In 2015, Warsaw Coffee Co. opened at 815 NE 13th St. with a 3,800 SF space. It was founded by Scott Ojeda and Blaise McMackin, who had brought life to another unremarkable area on Andrews Avenue when he opened Tap 42 bar and restaurant several years prior. That business has grown into multiple locations throughout South Florida.

Over the past couple of years, as Warsaw Coffee developed a following, the city of Fort Lauderdale reduced a lane of traffic along 13th Street between Northeast Fourth and Ninth avenues. In its place came on-street parking and bike lanes. The city added streetlights and landscaping.

Fort Lauderdale spokesperson Chaz Adams said that the project was just completed last fall, and it is still early to measure its impact. But Jaime Sturgis, founder of Native Realty in Fort Lauderdale, isn’t waiting to declare the area a success.

"It's quickly becoming a young Las Olas,” he said, referencing Fort Lauderdale’s main retail thoroughfare.

Sturgis is marketing several properties for lease, including a six-parcel portfolio owned by Abby Laughlin, who spent $3.5M assembling properties between 2016 and 2018 and has focused on bringing public art to the corridor.

Laughlin, who had previously found success selling properties she assembled and held for 25 years in Frederick, Maryland, said she has always been interested in adaptive reuse and incremental development. After retiring, she and her husband moved to Fort Lauderdale.

“If this is a place the city is investing in, it’s a place I should invest in," she said. "It’s right there in between Wilton Manors and Flagler Village. I saw that people are looking for new experiences. People are getting priced out of Flagler Village. This is a new opportunity for the creative class."

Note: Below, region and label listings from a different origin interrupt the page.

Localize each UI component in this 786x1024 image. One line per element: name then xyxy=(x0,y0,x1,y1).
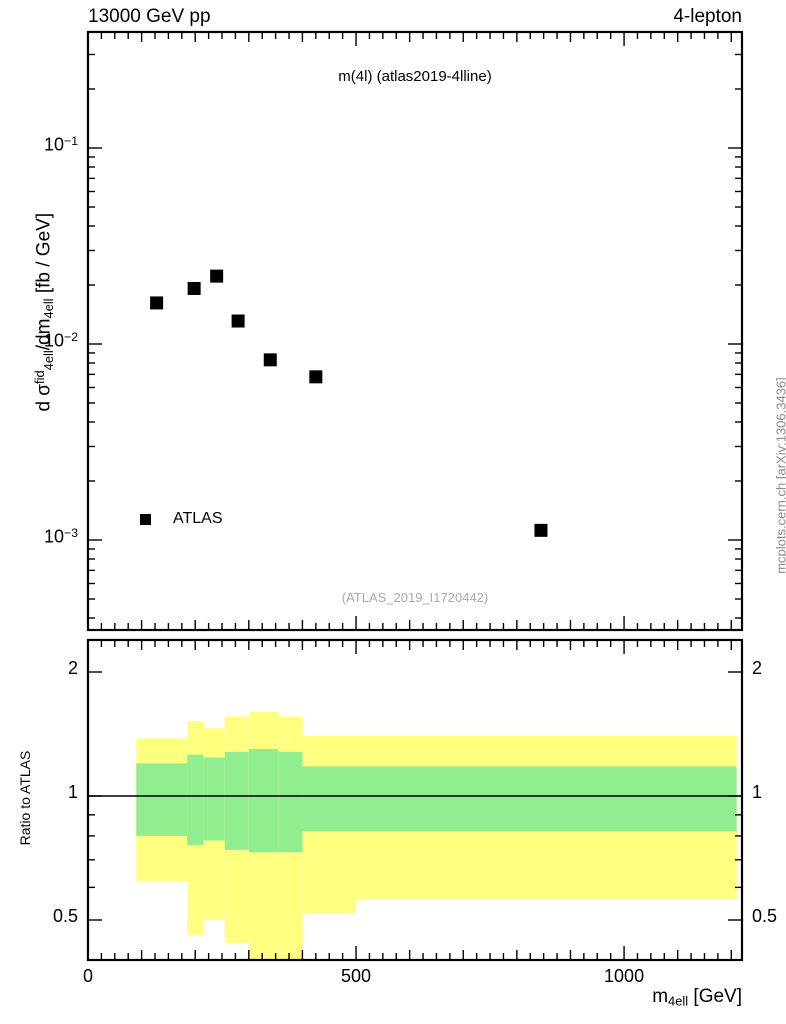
legend-marker-square-icon xyxy=(140,513,151,525)
ratio-band-inner xyxy=(224,751,249,850)
header-channel: 4-lepton xyxy=(673,6,742,27)
data-point-marker xyxy=(534,523,548,537)
x-tick-label: 500 xyxy=(341,966,372,986)
attribution-side-text: mcplots.cern.ch [arXiv:1306.3436] xyxy=(773,377,786,574)
ratio-band-outer xyxy=(203,728,225,920)
ratio-band-inner xyxy=(187,754,204,846)
header-beam-info: 13000 GeV pp xyxy=(88,6,211,27)
y-tick-label-main: 10−3 xyxy=(44,526,78,547)
y-tick-label-ratio-right: 2 xyxy=(752,658,763,678)
ratio-band-inner xyxy=(278,751,303,853)
data-point-marker xyxy=(187,281,201,295)
data-point-marker xyxy=(150,296,164,310)
y-tick-label-ratio-right: 1 xyxy=(752,782,763,802)
ratio-band-outer xyxy=(356,735,737,900)
x-tick-label: 1000 xyxy=(604,966,645,986)
ratio-band-outer xyxy=(302,735,357,913)
ratio-panel xyxy=(86,638,744,962)
data-point-marker xyxy=(309,370,323,384)
data-point-marker xyxy=(263,353,277,367)
ratio-band-inner xyxy=(302,766,357,832)
ratio-band-outer xyxy=(248,711,279,960)
x-tick-label: 0 xyxy=(82,966,93,986)
ratio-band-inner xyxy=(136,763,188,836)
main-panel-frame xyxy=(86,30,744,632)
data-point-marker xyxy=(210,269,224,283)
legend-label-atlas: ATLAS xyxy=(173,510,223,527)
y-tick-label-ratio-left: 2 xyxy=(67,658,78,678)
y-tick-label-ratio-left: 1 xyxy=(67,782,78,802)
y-tick-label-main: 10−2 xyxy=(44,330,78,351)
ratio-panel-frame xyxy=(86,638,744,962)
y-tick-label-ratio-right: 0.5 xyxy=(752,906,778,926)
ratio-band-inner xyxy=(356,766,737,832)
ratio-band-inner xyxy=(203,757,225,841)
main-panel xyxy=(86,30,744,632)
x-axis-label: m4ell [GeV] xyxy=(652,986,742,1009)
plot-title: m(4l) (atlas2019-4lline) xyxy=(338,68,492,85)
legend: ATLAS xyxy=(140,510,223,528)
analysis-id-watermark: (ATLAS_2019_I1720442) xyxy=(341,590,489,605)
data-point-marker xyxy=(231,314,245,328)
y-tick-label-main: 10−1 xyxy=(44,134,78,155)
ratio-band-outer xyxy=(224,716,249,943)
y-tick-label-ratio-left: 0.5 xyxy=(52,906,78,926)
ratio-band-outer xyxy=(187,721,204,935)
ratio-band-outer xyxy=(278,716,303,960)
ratio-band-outer xyxy=(136,738,188,882)
ratio-band-inner xyxy=(248,749,279,853)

Laughlin painted exteriors of buildings, brought in some muralists and made connections with area arts groups. She said there is green space that gives it a “botanical feel.”

Smith’s 28-year-old son opened a thrift store called Oddballs in Laughlin’s 8K SF building. It serves beer and wine and has become a neighborhood hangout. Two women are opening a beer/wine/tapas place with garden seating out back soon, Laughlin said. She said she has letters of intent from a Pilates/juice bar concept and a doggy boutique called Bow Wow. Laughlin said her asking rents are $20 to $25 per SF, whereas Flagler Village is asking $45 and Las Olas $100.

With a $100K Community Redevelopment Block Grant from the city, Warsaw Coffee’s team opened a new concept, Milk Money Bar & Kitchen, next to Warsaw last year. A men’s barber shop, Buck & Beards, soon followed and Gulfstream Brewing opened across the street. An antique store, Il Gufo, opened too, as did a clothing store, Kult. 

 

Smith said young people are seeing Fort Lauderdale as a place to settle — in line with nationwide trends that have millennials choosing affordable secondary cities like Charlotte, Nashville and Denver over expensive urban centers like New York or San Francisco.

“A new art gallery is being discussed for the 900 block of 13th Street," Adams said. "Since the project has been completed, discussions of additional investments have been floated within the half-mile corridor, and we will continue to track these as they develop. Moving forward, dozens of new jobs are expected along this area of investment of the city to create many opportunities for our neighbors and reinvigorate the central city neighborhood.”

Adams noted that the city is also looking to rezone the 13th Street corridor area for both business and residential uses and as a walkable, active streetscape. Smith said he is pushing for flexible zoning that would allow live/work spaces such as offices with upstairs apartments.

“This is a ‘Good guys win!’ story,” Smith said.